Ni "faussaire", ni dissimulateur: l'ancien patron des stups François Thierry, jugé à Lyon pour une garde à vue fantôme, a défendu jeudi avec vigueur ses méthodes, martelant avoir agi "à la demande du Parquet" de Paris.
"Je n'ai pas eu une seconde, et ne l'ai toujours pas, le sentiment d'avoir commis un faux", assène-t-il au 4e jour de son procès devant la cour criminelle du Rhône.
Pendant deux heures et demie, le commissaire de 56 ans à la carrure imposante alterne un ton didactique, combatif et parfois moqueur pour remonter le fil des événements qui l'ont conduit sur le banc des accusés.
En avril 2012, son principal informateur, un gros trafiquant de cannabis nommé Sophiane Hambli, le contacte depuis la prison de Nancy où il purge une lourde peine. Il lui signale qu'une livraison de drogues est attendue à Estepona, sur la Costa del Sol, et pense être en mesure d'apprendre le lieu et l'heure.
François Thierry, alors chef de l'Office central de répression du trafic illicite de stupéfiants (Ocrtis), décide de l'extraire de prison pour lui permettre de passer des appels. Son but: suivre la marchandise et démanteler les réseaux de revente en France.
"Je contacte le parquet de Paris" et une magistrate de permanence demande "une garde à vue habillage, +si jamais+ il devait se passer quelque chose", rapporte-t-il.
- "Grotesque" -
"Elle me contrarie cette garde à vue, elle m'enserre dans des délais", impose de la paperasse, assure-t-il. Il se plie malgré tout à ce "masque", qui lui vaut aujourd'hui d'être poursuivi pour "faux en écriture par personne dépositaire de l'autorité publique".

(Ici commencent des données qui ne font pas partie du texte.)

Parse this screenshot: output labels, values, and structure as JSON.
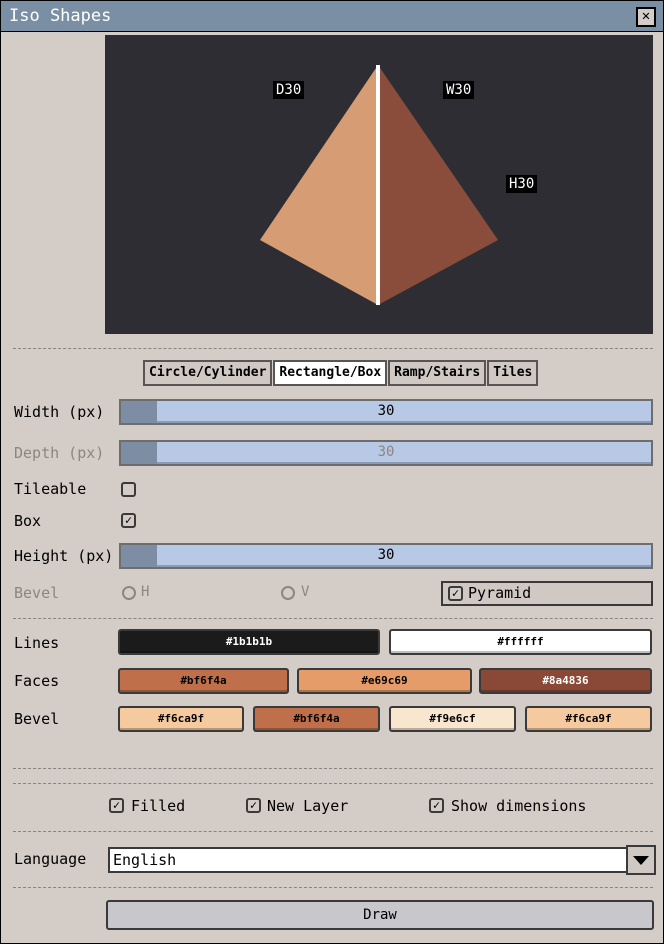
{
  "window": {
    "title": "Iso Shapes",
    "close_label": "✕"
  },
  "preview": {
    "labels": {
      "depth": "D30",
      "width": "W30",
      "height": "H30"
    },
    "colors": {
      "left_face": "#d69c73",
      "right_face": "#8a4d3b",
      "background": "#2d2d33",
      "edge": "#ffffff"
    }
  },
  "tabs": [
    {
      "label": "Circle/Cylinder",
      "active": false
    },
    {
      "label": "Rectangle/Box",
      "active": true
    },
    {
      "label": "Ramp/Stairs",
      "active": false
    },
    {
      "label": "Tiles",
      "active": false
    }
  ],
  "width": {
    "label": "Width (px)",
    "value": "30",
    "fraction": 0.07
  },
  "depth": {
    "label": "Depth (px)",
    "value": "30",
    "fraction": 0.07,
    "disabled": true
  },
  "tileable": {
    "label": "Tileable",
    "checked": false
  },
  "box": {
    "label": "Box",
    "checked": true
  },
  "height": {
    "label": "Height (px)",
    "value": "30",
    "fraction": 0.07
  },
  "bevel": {
    "label": "Bevel",
    "h_label": "H",
    "v_label": "V",
    "pyramid_label": "Pyramid",
    "pyramid_checked": true
  },
  "lines": {
    "label": "Lines",
    "colors": [
      {
        "hex": "#1b1b1b",
        "text": "#ffffff"
      },
      {
        "hex": "#ffffff",
        "text": "#000000"
      }
    ]
  },
  "faces": {
    "label": "Faces",
    "colors": [
      {
        "hex": "#bf6f4a",
        "text": "#000000"
      },
      {
        "hex": "#e69c69",
        "text": "#000000"
      },
      {
        "hex": "#8a4836",
        "text": "#ffffff"
      }
    ]
  },
  "bevel_colors": {
    "label": "Bevel",
    "colors": [
      {
        "hex": "#f6ca9f",
        "text": "#000000"
      },
      {
        "hex": "#bf6f4a",
        "text": "#000000"
      },
      {
        "hex": "#f9e6cf",
        "text": "#000000"
      },
      {
        "hex": "#f6ca9f",
        "text": "#000000"
      }
    ]
  },
  "options": {
    "filled": "Filled",
    "new_layer": "New Layer",
    "show_dimensions": "Show dimensions"
  },
  "language": {
    "label": "Language",
    "value": "English"
  },
  "draw": {
    "label": "Draw"
  }
}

"Je n'ai pas le sentiment de répondre à un ordre illégal", justifie-t-il. "L'activité judiciaire sur la criminalité de haut niveau vous conduit à des choses comme ça", "les habillages, ça nous arrive, pas avec une volonté maline..."
Problème: plusieurs magistrats ont défilé à la barre des témoins et assuré qu'ils n'avaient pas eu toutes les informations, n'avoir pas su notamment que Sophiane Hambli serait logé à l'hôtel et doté de téléphone.

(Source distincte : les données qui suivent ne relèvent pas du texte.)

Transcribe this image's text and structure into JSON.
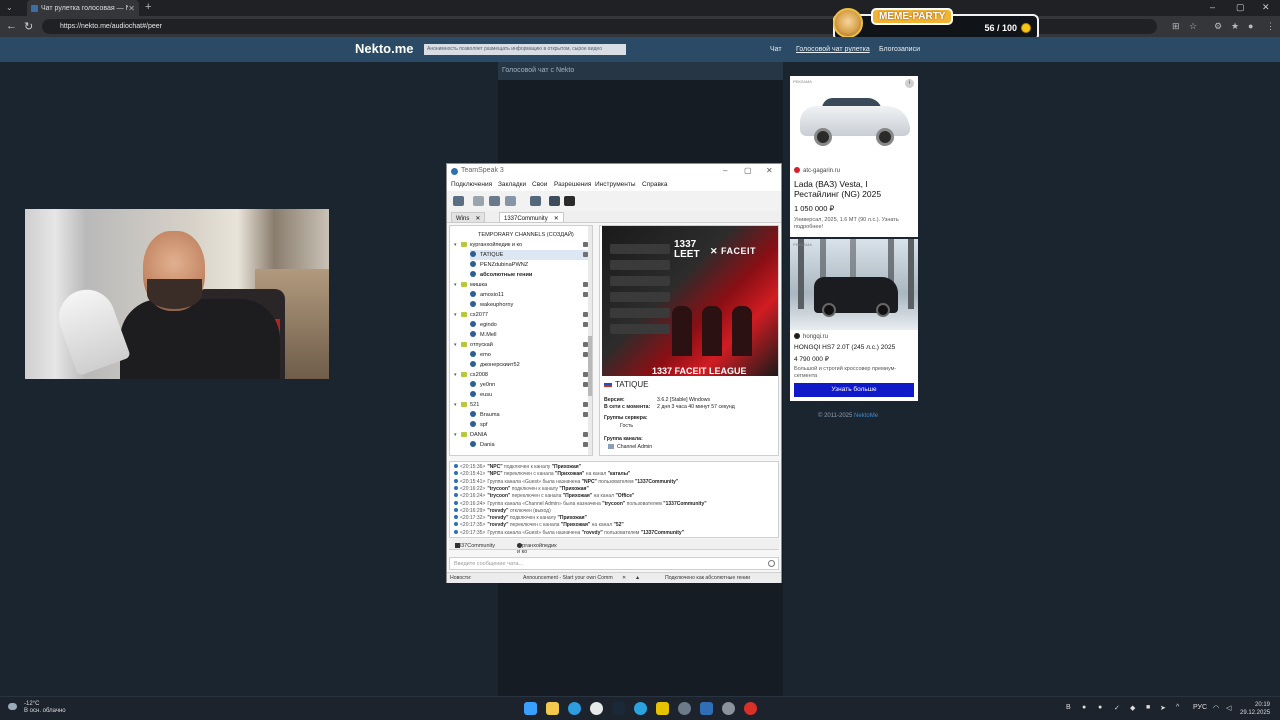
{
  "browser": {
    "tab_title": "Чат рулетка голосовая — Nekto.me",
    "url": "https://nekto.me/audiochat#/peer"
  },
  "meme_party": {
    "title": "MEME-PARTY",
    "count": "56 / 100"
  },
  "site": {
    "logo": "Nekto.me",
    "notice": "Анонимность позволяет размещать информацию в открытом, сырое видео",
    "nav": [
      "Чат",
      "Голосовой чат рулетка",
      "Блогозаписи"
    ],
    "chat_header": "Голосовой чат с Nekto",
    "copyright_prefix": "© 2011-2025 ",
    "copyright_link": "NektoMe"
  },
  "teamspeak": {
    "title": "TeamSpeak 3",
    "menu": [
      "Подключения",
      "Закладки",
      "Свои",
      "Разрешения",
      "Инструменты",
      "Справка"
    ],
    "tabs": [
      "Wins",
      "1337Community"
    ],
    "tree": [
      {
        "type": "spacer",
        "label": "TEMPORARY CHANNELS (СОЗДАЙ)"
      },
      {
        "type": "channel",
        "label": "курганхойпедик и ко"
      },
      {
        "type": "user",
        "label": "TATIQUE",
        "selected": true
      },
      {
        "type": "user",
        "label": "PENZdubinaPWNZ"
      },
      {
        "type": "user",
        "label": "абсолютные гении",
        "bold": true
      },
      {
        "type": "channel",
        "label": "мишка"
      },
      {
        "type": "user",
        "label": "amosio11"
      },
      {
        "type": "user",
        "label": "wakeuphorny"
      },
      {
        "type": "channel",
        "label": "cs2077"
      },
      {
        "type": "user",
        "label": "egindo"
      },
      {
        "type": "user",
        "label": "M.Mell"
      },
      {
        "type": "channel",
        "label": "отпускай"
      },
      {
        "type": "user",
        "label": "emo"
      },
      {
        "type": "user",
        "label": "джонерскиит52"
      },
      {
        "type": "channel",
        "label": "cs2008"
      },
      {
        "type": "user",
        "label": "ye0nn"
      },
      {
        "type": "user",
        "label": "eusu"
      },
      {
        "type": "channel",
        "label": "521"
      },
      {
        "type": "user",
        "label": "Brauma"
      },
      {
        "type": "user",
        "label": "spf"
      },
      {
        "type": "channel",
        "label": "DANIA"
      },
      {
        "type": "user",
        "label": "Dania"
      }
    ],
    "banner": {
      "brand": "1337\nLEET",
      "partner": "✕ FACEIT",
      "league": "1337 FACEIT LEAGUE"
    },
    "user_info": {
      "name": "TATIQUE",
      "version_label": "Версия:",
      "version_value": "3.6.2 [Stable] Windows",
      "online_label": "В сети с момента:",
      "online_value": "2 дня 3 часа 40 минут 57 секунд",
      "server_groups_label": "Группы сервера:",
      "server_group": "Гость",
      "channel_group_label": "Группа канала:",
      "channel_group": "Channel Admin"
    },
    "log": [
      {
        "t": "<20:15:36>",
        "b1": "\"NPC\"",
        "m1": " подключен к каналу ",
        "b2": "\"Прихожая\""
      },
      {
        "t": "<20:15:41>",
        "b1": "\"NPC\"",
        "m1": " переключен с канала ",
        "b2": "\"Прихожая\"",
        "m2": " на канал ",
        "b3": "\"каталы\""
      },
      {
        "t": "<20:15:41>",
        "m0": "Группа канала «Guest» была назначена ",
        "b1": "\"NPC\"",
        "m1": " пользователем ",
        "b2": "\"1337Community\""
      },
      {
        "t": "<20:16:22>",
        "b1": "\"trycoon\"",
        "m1": " подключен к каналу ",
        "b2": "\"Прихожая\""
      },
      {
        "t": "<20:16:24>",
        "b1": "\"trycoon\"",
        "m1": " переключен с канала ",
        "b2": "\"Прихожая\"",
        "m2": " на канал ",
        "b3": "\"Office\""
      },
      {
        "t": "<20:16:24>",
        "m0": "Группа канала «Channel Admin» была назначена ",
        "b1": "\"trycoon\"",
        "m1": " пользователем ",
        "b2": "\"1337Community\""
      },
      {
        "t": "<20:16:29>",
        "b1": "\"rovvdy\"",
        "m1": " отключен (выход)"
      },
      {
        "t": "<20:17:32>",
        "b1": "\"rovvdy\"",
        "m1": " подключен к каналу ",
        "b2": "\"Прихожая\""
      },
      {
        "t": "<20:17:35>",
        "b1": "\"rovvdy\"",
        "m1": " переключен с канала ",
        "b2": "\"Прихожая\"",
        "m2": " на канал ",
        "b3": "\"52\""
      },
      {
        "t": "<20:17:35>",
        "m0": "Группа канала «Guest» была назначена ",
        "b1": "\"rovvdy\"",
        "m1": " пользователем ",
        "b2": "\"1337Community\""
      }
    ],
    "chat_tabs": [
      "1337Community",
      "курганхойпедик и ко"
    ],
    "chat_placeholder": "Введите сообщение чата...",
    "status": {
      "news": "Новости:",
      "announcement": "Announcement - Start your own Comm",
      "connected": "Подключено как абсолютные гении"
    }
  },
  "ads": {
    "badge": "РЕКЛАМА",
    "ad1": {
      "source": "atc-gagarin.ru",
      "title": "Lada (ВАЗ) Vesta, I Рестайлинг (NG) 2025",
      "price": "1 050 000 ₽",
      "desc": "Универсал, 2025, 1.6 MT (90 л.с.). Узнать подробнее!"
    },
    "ad2": {
      "source": "hongqi.ru",
      "title": "HONGQI HS7 2.0T (245 л.с.) 2025",
      "price": "4 790 000 ₽",
      "desc": "Большой и строгий кроссовер премиум-сегмента",
      "button": "Узнать больше"
    }
  },
  "taskbar": {
    "temp": "-12°C",
    "weather": "В осн. облачно",
    "lang": "РУС",
    "time": "20:19",
    "date": "29.12.2025"
  }
}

"On a trouvé des magistrats en brochette qui ne se rappellent rien", ironise-t-il, en maintenant n'avoir "rien caché".
Certains, à commencer par l'ancien chef du Parquet de Paris François Molins, l'ont pourtant accusé d'avoir donné une information "parcellaire", "déloyale".

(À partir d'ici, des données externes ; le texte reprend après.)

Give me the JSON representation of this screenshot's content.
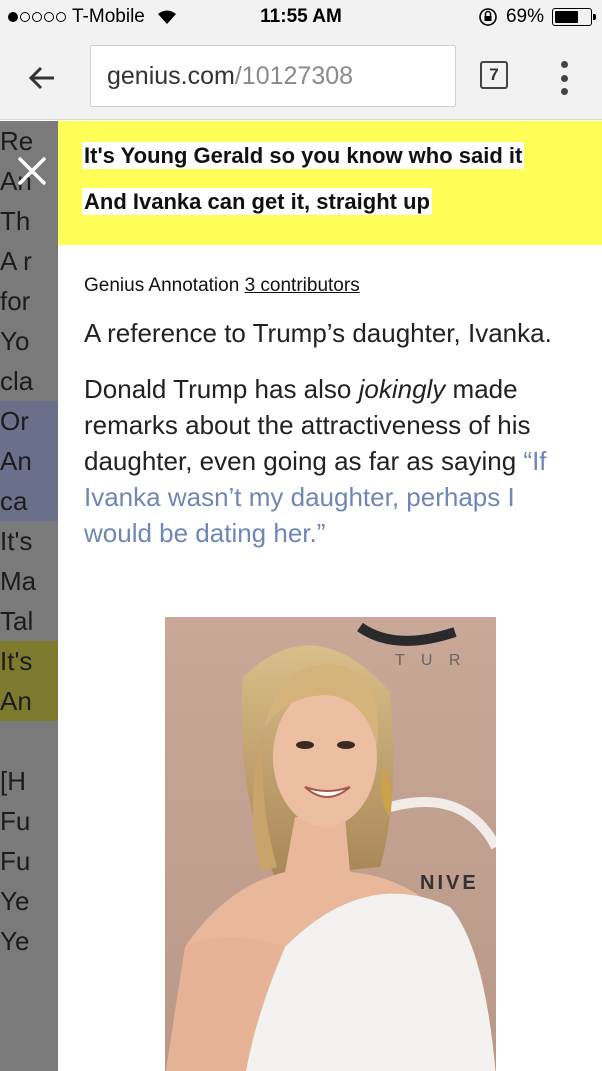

"C'est grotesque", rétorque le commissaire, "fatigué d'entendre" dire qu'il fractionne l'information".
- "Courage, fuyons" -
Jeudi, la police a serré les rangs autour de l'accusé.
François Thierry est un "très grand professionnel, très impliqué, "avec beaucoup d'empathie et de camaraderie", déroule Bernard Petit, l'ancien chef de la police judiciaire de Paris, qui fut son supérieur.
C'est un homme d'une grande "droiture", d'"un engagement exceptionnel", abonde Frédéric Veaux, directeur général de la police nationale (DGPN) tout juste retraité, appelé à la barre des témoins.
Lui aussi assure que la police a parfois "recours à des procédures fictives", "ce sont des pratiques qu'on peut regretter" mais "pas isolées", poursuit-il, en épinglant les juges: "j'ai été tellement de fois le témoin de prolongation de garde à vue fictive", notamment pour ne pas déranger un magistrat le dimanche.
Aujourd'hui, il "regrette" d'avoir infligé un blâme à François Thierry dans ce dossier. "J'ai été moi même un peu influencé par la pression médiatique..."
"Quand tout va bien, tout le monde veut être sur la photo", lâche-t-il en référence aux louanges reçus par le patron des stups quand il faisait de grosses saisies. "Dès que les choses se compliquent, c'est courage fuyons !"
Le verdict sera rendu vendredi.
François Thierry devra ensuite répondre de "complicité de trafic de drogues" dans un dossier connexe, qui porte sur la saisie en 2015 en plein Paris de sept tonnes de résine de cannabis importées par Sophiane Hambli dans le cadre d'une "livraison surveillée" opérée par l'Ocrtis.
Le scandale a conduit à son remplacement en 2019 par l'Office antistupéfiants (Ofast).